The Role of Transferable Value

Exit Planners understand that most businesses must grow significantly in value and cash flow in order to provide the financial resources required for a successful owner exit. Owners and Exit Planners spend a lot of planning effort and time on creating or enhancing “transferable value.” If a company has transferable value, its owner can leave, permanently, with minimal disruption to company cash flow. If, for example, an owner is the chief rainmaker, other employees or co-owners must eventually assume the responsibility of rainmaking. This need to successfully assume responsibility applies to whatever key function only one owner/employee can capably perform.When a business’s value is thus transferable, the death of any owner—no matter his or her choice of lifetime exit path--does not permanently affect the company’s future performance.

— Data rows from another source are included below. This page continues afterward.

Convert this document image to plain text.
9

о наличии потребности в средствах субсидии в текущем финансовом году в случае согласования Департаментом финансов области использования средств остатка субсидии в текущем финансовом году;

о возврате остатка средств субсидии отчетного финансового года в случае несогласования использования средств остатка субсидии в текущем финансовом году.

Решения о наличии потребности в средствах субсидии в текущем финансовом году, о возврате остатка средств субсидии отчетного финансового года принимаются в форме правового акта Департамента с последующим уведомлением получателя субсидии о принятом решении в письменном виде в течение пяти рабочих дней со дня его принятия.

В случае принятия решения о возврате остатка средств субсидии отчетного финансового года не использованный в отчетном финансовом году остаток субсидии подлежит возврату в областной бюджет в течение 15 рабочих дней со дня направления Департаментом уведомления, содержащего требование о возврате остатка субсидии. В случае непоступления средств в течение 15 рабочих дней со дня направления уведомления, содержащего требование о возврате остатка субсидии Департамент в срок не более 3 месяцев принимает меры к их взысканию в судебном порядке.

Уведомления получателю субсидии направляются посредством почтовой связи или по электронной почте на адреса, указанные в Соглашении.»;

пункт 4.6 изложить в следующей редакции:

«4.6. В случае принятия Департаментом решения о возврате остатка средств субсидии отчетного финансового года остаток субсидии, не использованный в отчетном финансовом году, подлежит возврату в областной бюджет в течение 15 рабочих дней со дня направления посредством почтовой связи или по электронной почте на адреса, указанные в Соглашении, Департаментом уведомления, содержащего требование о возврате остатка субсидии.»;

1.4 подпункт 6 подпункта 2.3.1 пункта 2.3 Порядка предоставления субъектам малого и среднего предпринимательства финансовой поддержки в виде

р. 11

The Exit Planning Solution

Exit Planning works really well when owners cooperate by not dying until both owners and advisors take the necessary actions to find, train, and motivate successor talent in the business. This doesn’t necessarily mean these successors-in-talent will be the successor owners as well. It does mean that when there are others who can capably perform key roles, the original owners are no longer central to vital business functions.Exit Planning also works well (albeit slowly) when owners don’t cooperate and die before successor talent is in place. In other words, Exit Planning addresses the question of, “What happens when an owner dies or becomes disabled ‘too soon?’” (We define “too soon” as any point before the owner’s planned business exit.) What will happen if one of your owner-clients dies next month?Should an owner die before you can create and execute his or her Exit Plan, you must:
  • Identify risks. Ask owners to describe the risks to their company if any one of them dies unexpectedly. For example, if the rainmaker dies, how can the business replace his or her essential talent and skill? Their answers will lead to recommendations such as: recruit new management or train existing management or key employees to assume part of the key owner’s responsibilities. This process is part of sound and necessary Exit Planning, but it takes time (usually more years than it takes a business to fail), to hire or train the necessary people and/or create the systems needed to replace an owner.
  • Create a replacement plan. When an owner/rainmaker dies “too soon,” the business, if it is to thrive, must replace that owner as soon as possible with one or more equally talented rainmakers. Highly talented rainmakers or other high-performing managers are typically not looking for new jobs. They are successful, well-compensated and perhaps even owners of similar businesses. They must be enticed to leave their current positions. Enticements include:
  • Working for a business that has a good reputation-brand in the marketplace.
  • A challenging position that probably offers a path to ownership.
  • An attractive, competitive compensation package. We suggest that “attractive” means compensation that is significantly higher than one’s current salary and bonus. The easiest, safest, and cheapest method of providing attractive compensation to a new rainmaker is insurance on the life of the former rainmaker. Remember, the death of the former rainmaker makes the remaining ownership justifiably concerned with the financial viability of the entire company. Also consider key person life insurance on all other key employees whose deaths would affect the cash flow of the company.
  • As you can see, buy-sell agreements transfer ownership, but they may not protect the on-going viability of the business.##TRENDING##

    The Argument For Starting Now

    In the long term, Exit Planning provides solutions to these challenges to the survival of a business at an owner’s death. It takes years to enhance the skills of existing managers or create new management, or develop systems and processes that lessen the responsibility or importance of key employees/owners. This is an important point to drive home as you explain to owners why they can’t postpone Exit Planning if their target departure date is within ten years.In the short term, rapidly replacing the rainmaker with another of equal or greater talent may be the difference between the life and the liquidation of a company. Funds from life insurance (assuming the key player is insurable) enables companies to hire the best available replacements. It can also provide the funds necessary to maintain a business until the new person (or people) is able to fill the hole in the business’s operations.